Cancer héréditaire : une étude menée à Rouen démontre l’intérêt du dépistage précoce


Une vaste étude européenne, à laquelle ont participé le CHU de Rouen et le Centre Henri-Becquerel, montre que la surveillance des personnes atteintes du syndrome de Li-Fraumeni améliore leur prise en charge tout en coûtant neuf fois moins cher que le traitement d’un cancer.


Publié le Lundi 31 Août 2026 à 12:40


« Nous avons également été frappés par la différence entre les coûts de prévention et de traitement », souligne Marion Rolain, chercheuse biomédicale et ingénieure au service de génétique du CHU de Rouen. - Illustration © Pexels
« Nous avons également été frappés par la différence entre les coûts de prévention et de traitement », souligne Marion Rolain, chercheuse biomédicale et ingénieure au service de génétique du CHU de Rouen. - Illustration © Pexels
Détecter les tumeurs avant qu’elles ne progressent peut sauver des vies, mais aussi réduire considérablement les dépenses de santé. C’est l’enseignement de l’étude européenne  Preventable consacrée au syndrome de Li-Fraumeni, une maladie génétique rare qui expose ses porteurs à un risque très élevé de développer différents cancers, parfois dès l’enfance.

L’équipe d’oncogénétique de Rouen, réunissant des chercheurs du CHU et du Centre de lutte contre le cancer Henri-Becquerel, a recueilli les données médicales de 505 porteurs d’une altération pathogène du gène TP53 et de 361 membres de leur famille non porteurs.
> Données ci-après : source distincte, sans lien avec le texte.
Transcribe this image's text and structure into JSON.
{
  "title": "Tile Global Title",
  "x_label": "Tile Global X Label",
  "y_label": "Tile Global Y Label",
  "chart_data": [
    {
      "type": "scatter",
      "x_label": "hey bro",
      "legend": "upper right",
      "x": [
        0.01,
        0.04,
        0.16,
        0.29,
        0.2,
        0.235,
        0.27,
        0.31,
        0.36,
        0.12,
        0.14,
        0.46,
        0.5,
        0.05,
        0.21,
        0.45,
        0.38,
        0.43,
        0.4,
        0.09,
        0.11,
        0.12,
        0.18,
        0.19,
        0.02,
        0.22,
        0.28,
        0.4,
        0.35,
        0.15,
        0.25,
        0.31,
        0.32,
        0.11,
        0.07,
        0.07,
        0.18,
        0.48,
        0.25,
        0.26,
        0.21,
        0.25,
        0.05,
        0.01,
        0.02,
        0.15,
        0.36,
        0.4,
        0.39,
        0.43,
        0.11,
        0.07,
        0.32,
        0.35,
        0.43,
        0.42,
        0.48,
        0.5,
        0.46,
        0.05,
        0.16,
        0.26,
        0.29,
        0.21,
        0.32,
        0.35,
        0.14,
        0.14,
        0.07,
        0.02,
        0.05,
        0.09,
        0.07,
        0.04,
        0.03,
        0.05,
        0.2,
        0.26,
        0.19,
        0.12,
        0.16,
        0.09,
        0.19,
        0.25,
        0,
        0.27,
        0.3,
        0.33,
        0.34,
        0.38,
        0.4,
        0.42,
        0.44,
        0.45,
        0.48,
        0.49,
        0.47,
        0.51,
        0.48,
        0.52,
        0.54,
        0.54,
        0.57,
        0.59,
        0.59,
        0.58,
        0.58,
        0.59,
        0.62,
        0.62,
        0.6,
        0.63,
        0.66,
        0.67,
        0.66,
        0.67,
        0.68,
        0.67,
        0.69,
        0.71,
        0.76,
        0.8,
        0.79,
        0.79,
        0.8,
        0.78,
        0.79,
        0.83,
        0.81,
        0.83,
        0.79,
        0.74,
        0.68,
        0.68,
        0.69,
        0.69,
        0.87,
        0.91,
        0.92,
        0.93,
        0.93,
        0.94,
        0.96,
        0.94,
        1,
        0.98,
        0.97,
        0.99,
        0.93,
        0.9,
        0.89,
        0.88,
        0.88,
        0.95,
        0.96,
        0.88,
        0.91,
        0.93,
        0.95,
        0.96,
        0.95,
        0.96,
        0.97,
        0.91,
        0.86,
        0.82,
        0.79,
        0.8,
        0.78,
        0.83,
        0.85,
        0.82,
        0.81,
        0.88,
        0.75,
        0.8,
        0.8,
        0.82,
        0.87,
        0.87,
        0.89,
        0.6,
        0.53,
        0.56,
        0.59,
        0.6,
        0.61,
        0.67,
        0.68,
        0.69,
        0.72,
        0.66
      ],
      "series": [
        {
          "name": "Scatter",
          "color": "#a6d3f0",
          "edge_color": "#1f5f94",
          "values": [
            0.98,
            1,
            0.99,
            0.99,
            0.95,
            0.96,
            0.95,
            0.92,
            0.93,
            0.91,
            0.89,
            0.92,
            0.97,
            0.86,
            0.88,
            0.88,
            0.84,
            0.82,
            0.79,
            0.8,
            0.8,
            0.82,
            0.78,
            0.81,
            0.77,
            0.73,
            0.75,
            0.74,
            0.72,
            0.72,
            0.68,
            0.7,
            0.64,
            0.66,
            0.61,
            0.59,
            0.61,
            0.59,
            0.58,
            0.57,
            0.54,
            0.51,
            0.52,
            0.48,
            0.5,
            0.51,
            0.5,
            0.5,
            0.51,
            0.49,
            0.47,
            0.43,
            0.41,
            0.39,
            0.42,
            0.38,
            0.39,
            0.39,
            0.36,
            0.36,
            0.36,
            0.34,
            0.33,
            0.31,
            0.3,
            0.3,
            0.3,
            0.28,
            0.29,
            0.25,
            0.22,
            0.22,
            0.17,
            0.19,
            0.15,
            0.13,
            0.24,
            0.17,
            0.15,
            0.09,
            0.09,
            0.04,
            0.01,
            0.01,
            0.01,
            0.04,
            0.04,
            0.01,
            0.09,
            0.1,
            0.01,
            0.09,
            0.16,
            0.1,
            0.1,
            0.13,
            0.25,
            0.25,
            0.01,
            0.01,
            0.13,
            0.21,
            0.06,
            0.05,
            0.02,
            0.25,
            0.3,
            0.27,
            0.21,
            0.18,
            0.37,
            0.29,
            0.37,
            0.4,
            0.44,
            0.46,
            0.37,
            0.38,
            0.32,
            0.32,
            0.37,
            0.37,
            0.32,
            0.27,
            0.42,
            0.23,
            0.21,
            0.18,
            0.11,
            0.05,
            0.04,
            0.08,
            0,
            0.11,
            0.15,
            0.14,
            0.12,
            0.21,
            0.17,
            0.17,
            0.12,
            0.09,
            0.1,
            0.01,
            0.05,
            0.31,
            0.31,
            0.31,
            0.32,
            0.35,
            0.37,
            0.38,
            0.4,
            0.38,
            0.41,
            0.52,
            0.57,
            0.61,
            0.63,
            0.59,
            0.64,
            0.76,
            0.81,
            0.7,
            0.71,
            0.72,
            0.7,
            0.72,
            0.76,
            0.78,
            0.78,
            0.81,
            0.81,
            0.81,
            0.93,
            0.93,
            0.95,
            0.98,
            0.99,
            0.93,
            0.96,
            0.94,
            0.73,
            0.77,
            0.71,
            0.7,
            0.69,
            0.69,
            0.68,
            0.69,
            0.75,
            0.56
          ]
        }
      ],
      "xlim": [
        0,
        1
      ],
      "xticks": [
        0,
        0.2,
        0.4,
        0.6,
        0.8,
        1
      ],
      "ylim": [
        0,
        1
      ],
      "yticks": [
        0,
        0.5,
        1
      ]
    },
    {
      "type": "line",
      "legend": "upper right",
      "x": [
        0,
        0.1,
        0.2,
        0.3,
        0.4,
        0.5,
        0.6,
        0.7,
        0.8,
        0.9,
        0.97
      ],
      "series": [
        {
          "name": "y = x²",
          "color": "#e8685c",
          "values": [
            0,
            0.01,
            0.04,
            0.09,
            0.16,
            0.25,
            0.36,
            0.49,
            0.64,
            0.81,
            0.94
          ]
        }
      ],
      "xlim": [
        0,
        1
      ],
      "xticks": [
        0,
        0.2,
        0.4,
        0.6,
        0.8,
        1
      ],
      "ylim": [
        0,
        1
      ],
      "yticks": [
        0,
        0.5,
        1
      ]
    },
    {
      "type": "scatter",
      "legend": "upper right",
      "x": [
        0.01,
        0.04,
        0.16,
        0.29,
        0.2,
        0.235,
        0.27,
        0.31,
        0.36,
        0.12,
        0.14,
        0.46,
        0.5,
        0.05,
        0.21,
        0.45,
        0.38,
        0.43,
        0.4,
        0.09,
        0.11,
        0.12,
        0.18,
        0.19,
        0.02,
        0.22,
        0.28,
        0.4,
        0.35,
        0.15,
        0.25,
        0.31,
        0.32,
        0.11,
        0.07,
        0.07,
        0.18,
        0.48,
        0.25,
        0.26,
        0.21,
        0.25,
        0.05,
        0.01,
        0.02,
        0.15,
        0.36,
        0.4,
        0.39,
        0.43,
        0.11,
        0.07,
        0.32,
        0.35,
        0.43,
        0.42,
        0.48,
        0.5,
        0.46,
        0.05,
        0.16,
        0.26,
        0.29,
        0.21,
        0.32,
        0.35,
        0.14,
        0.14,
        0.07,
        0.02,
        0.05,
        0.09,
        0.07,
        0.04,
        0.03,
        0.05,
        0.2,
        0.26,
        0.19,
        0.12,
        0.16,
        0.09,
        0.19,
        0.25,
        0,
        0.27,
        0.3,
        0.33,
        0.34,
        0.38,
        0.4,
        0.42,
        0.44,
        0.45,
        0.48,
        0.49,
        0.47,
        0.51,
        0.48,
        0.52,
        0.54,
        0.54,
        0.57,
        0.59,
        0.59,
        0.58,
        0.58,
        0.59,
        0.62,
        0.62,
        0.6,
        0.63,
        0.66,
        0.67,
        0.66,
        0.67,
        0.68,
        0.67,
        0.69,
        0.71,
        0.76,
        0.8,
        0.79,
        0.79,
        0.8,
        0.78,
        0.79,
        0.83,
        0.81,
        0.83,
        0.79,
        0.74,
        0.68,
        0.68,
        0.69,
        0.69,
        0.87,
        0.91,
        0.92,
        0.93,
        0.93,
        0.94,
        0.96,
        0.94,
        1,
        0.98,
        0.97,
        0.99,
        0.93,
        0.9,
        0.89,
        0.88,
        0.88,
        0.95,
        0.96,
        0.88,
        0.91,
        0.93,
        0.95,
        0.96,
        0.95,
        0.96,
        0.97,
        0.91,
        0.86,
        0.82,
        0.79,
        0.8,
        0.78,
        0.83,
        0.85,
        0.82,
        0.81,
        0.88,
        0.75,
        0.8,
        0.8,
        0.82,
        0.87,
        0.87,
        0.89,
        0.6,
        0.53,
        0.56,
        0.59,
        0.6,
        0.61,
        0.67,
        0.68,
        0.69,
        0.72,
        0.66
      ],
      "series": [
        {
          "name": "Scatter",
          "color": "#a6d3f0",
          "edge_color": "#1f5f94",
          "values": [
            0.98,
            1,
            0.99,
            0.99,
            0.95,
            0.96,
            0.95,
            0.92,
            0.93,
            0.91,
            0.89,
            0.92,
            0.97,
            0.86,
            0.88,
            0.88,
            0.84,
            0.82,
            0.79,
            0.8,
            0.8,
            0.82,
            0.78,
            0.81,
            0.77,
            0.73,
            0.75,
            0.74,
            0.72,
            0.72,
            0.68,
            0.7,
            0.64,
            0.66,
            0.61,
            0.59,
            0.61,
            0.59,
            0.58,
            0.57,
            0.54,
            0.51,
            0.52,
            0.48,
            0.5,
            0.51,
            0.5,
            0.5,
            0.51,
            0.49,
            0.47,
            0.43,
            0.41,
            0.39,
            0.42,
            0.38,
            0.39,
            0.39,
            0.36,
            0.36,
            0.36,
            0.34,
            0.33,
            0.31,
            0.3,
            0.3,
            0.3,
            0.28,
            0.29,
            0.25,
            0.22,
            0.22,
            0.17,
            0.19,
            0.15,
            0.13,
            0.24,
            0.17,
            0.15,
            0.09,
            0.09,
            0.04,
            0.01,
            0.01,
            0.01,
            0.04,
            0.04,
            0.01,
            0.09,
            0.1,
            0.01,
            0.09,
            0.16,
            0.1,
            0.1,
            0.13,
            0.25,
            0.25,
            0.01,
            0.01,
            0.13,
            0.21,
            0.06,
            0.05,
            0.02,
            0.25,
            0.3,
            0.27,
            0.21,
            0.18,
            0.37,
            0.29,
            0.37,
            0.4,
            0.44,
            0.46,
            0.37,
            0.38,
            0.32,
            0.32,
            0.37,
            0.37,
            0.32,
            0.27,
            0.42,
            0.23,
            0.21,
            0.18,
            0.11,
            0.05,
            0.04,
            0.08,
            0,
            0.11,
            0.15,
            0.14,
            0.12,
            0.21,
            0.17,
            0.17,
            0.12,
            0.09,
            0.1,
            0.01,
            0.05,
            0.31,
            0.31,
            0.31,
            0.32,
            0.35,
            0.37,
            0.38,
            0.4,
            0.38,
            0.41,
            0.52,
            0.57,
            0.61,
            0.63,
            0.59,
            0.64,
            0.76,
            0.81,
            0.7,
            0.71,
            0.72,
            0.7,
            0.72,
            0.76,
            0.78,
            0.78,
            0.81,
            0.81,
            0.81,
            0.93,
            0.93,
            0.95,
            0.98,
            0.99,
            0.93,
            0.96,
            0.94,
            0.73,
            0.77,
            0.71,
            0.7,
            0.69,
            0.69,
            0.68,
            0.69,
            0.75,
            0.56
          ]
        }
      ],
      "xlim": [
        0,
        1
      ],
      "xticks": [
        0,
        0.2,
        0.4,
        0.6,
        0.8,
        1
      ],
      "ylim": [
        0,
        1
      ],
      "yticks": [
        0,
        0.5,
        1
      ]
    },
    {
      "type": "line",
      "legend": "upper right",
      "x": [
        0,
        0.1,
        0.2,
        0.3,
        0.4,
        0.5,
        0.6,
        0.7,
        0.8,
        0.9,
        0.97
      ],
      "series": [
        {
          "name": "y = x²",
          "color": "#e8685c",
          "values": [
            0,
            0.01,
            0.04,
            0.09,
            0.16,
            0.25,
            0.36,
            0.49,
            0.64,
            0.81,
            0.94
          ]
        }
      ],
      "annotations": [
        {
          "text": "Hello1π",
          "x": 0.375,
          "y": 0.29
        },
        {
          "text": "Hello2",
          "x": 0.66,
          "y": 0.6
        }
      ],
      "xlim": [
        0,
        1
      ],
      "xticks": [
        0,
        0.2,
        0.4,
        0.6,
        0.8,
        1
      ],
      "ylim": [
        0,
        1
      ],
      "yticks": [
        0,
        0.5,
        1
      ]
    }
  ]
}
L’étude a été menée dans sept pays, avec neuf centres experts du réseau européen GENTURIS. Les coûts des parcours de soins ont été évalués à partir des tarifs hospitaliers français.

► Le CHU de Rouen présente les résultats de l’étude.

6 047€ pour la surveillance, près de 54 000 pour le traitement

Parmi les 155 porteurs du gène altéré qui n’avaient encore jamais développé de cancer au moment de leur entrée dans le programme de prévention, 18 ont ensuite été touchés par une ou plusieurs tumeurs. Leur âge médian était de 28 ans. Le coût moyen de leur surveillance s’est élevé à 6 046,80 euros par patient, avec une amélioration significative de la survie observée dans ce groupe.

À l’inverse, les 273 patients qui avaient déjà développé un cancer avant le test génétique ont généré un coût moyen de 53 906 euros chacun. Leur âge médian était de 33 ans. Parmi eux, 109 présentaient une maladie à un stade précoce et 164 un cancer à un stade avancé.

Améliorer les chances de traitement

La surveillance repose notamment sur une IRM annuelle du corps entier, une IRM cérébrale, des examens cliniques spécialisés ainsi que, chez les femmes à partir de 20 ans, une IRM mammaire. L’objectif n’est pas d’empêcher systématiquement l’apparition d’un cancer, mais de le repérer le plus tôt possible afin d’améliorer les chances de traitement.

« Nous avons également été frappés par la différence entre les coûts de prévention et de traitement », souligne Marion Rolain, chercheuse biomédicale et ingénieure au service de génétique du CHU de Rouen.

Présentés lors du congrès annuel de la Société européenne de génétique humaine, ces résultats plaident en faveur d’un recours plus précoce aux tests génétiques dans les familles à risque. Les chercheurs précisent toutefois que des études prospectives de plus grande ampleur devront encore confirmer leurs conclusions. 

Source : Centre hospitalier universitaire de Rouen 
 

A SAVOIR -- Le syndrome de Li-Fraumeni
Cette prédisposition héréditaire rare est liée à une altération du gène TP53. Celui-ci commande normalement la production de la protéine p53, qui joue un rôle essentiel dans la suppression des tumeurs. Son dysfonctionnement augmente fortement le risque de développer plusieurs types de cancers à un âge précoce.